Born into poverty in 1918 and raised within the confines of a rigid religious sect, Marian Mitchell learned early that survival required resourcefulness, determination, and a willingness to question the life others had chosen for her.
Her path carried her from childhood servitude to college, teaching, and an extraordinary position as nursemaid and companion to the grandchildren of President Franklin D. Roosevelt. With Secret Service agents watching the grounds and America entering World War II, Marian found herself witnessing history from an unusual vantage point: not from the halls of power, but from kitchens, nurseries, classrooms, trains, and family homes.
She later became an Army wife, homesteader, mother of five sons, teacher, traveler, caregiver, and keen observer of the changing American century. Along the way came wartime separations, frozen laundry, coal-bin living quarters, Indiana farm life, cross-country journeys, mischievous students, family losses, and adventures that rarely unfolded according to plan.
One Slice of Time: A Life Between the Lines of History preserves Marian's story in her own candid, observant voice.
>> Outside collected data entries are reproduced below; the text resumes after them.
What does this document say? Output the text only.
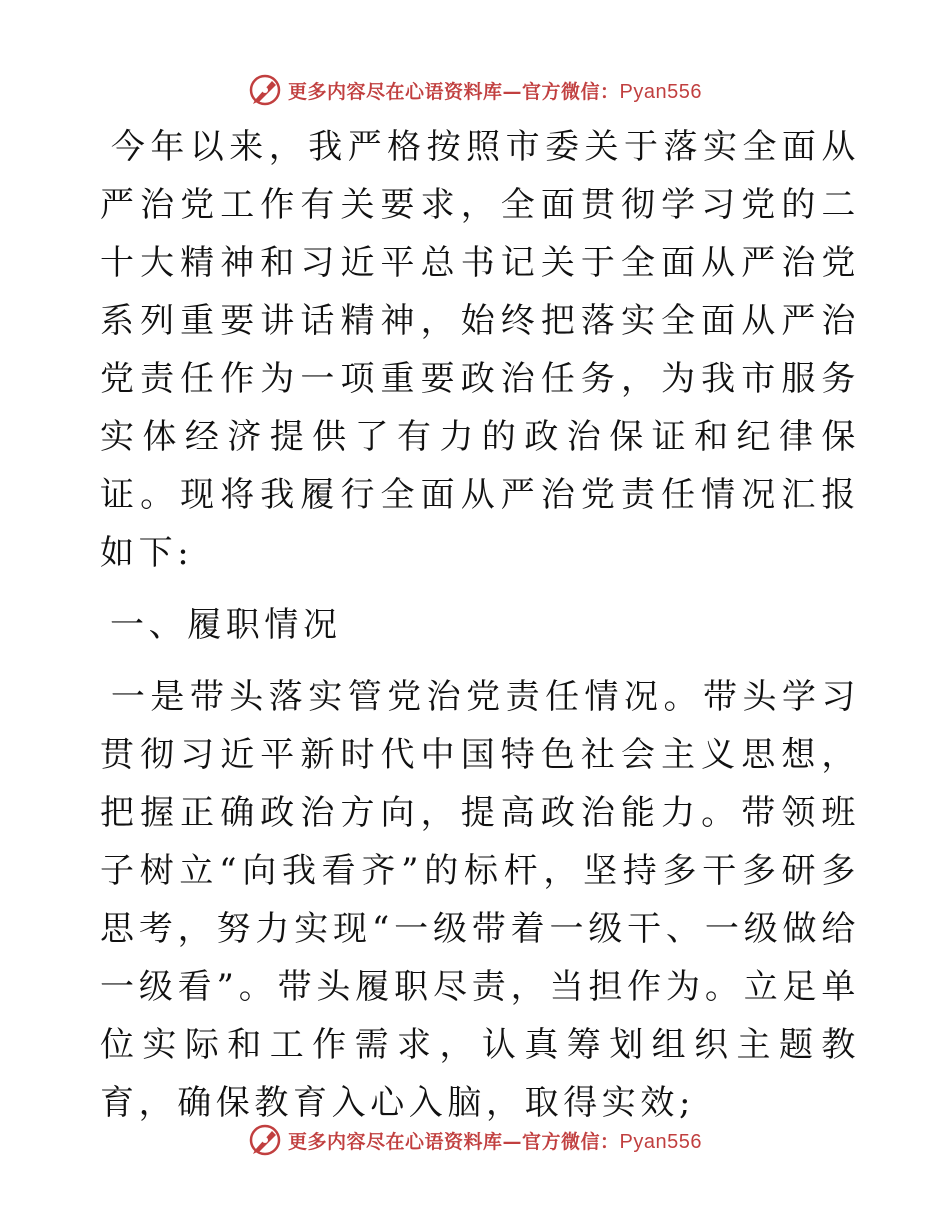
更多内容尽在心语资料库—官方微信：Pyan556

今年以来，我严格按照市委关于落实全面从严治党工作有关要求，全面贯彻学习党的二十大精神和习近平总书记关于全面从严治党系列重要讲话精神，始终把落实全面从严治党责任作为一项重要政治任务，为我市服务实体经济提供了有力的政治保证和纪律保证。现将我履行全面从严治党责任情况汇报如下:

一、履职情况

一是带头落实管党治党责任情况。带头学习贯彻习近平新时代中国特色社会主义思想，把握正确政治方向，提高政治能力。带领班子树立“向我看齐”的标杆，坚持多干多研多思考，努力实现“一级带着一级干、一级做给一级看”。带头履职尽责，当担作为。立足单位实际和工作需求，认真筹划组织主题教育，确保教育入心入脑，取得实效;

更多内容尽在心语资料库—官方微信：Pyan556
Written with dry wit and unflinching honesty, it captures the lives often overlooked by traditional histories: the women who worked, taught, raised families, endured hardship, questioned convention, and quietly held everything together.
Recovered and assembled by her youngest son, this deeply personal memoir is both an intimate family chronicle and a portrait of twentieth-century America as experienced by one resilient woman who lived close to history without ever imagining that history would remember her.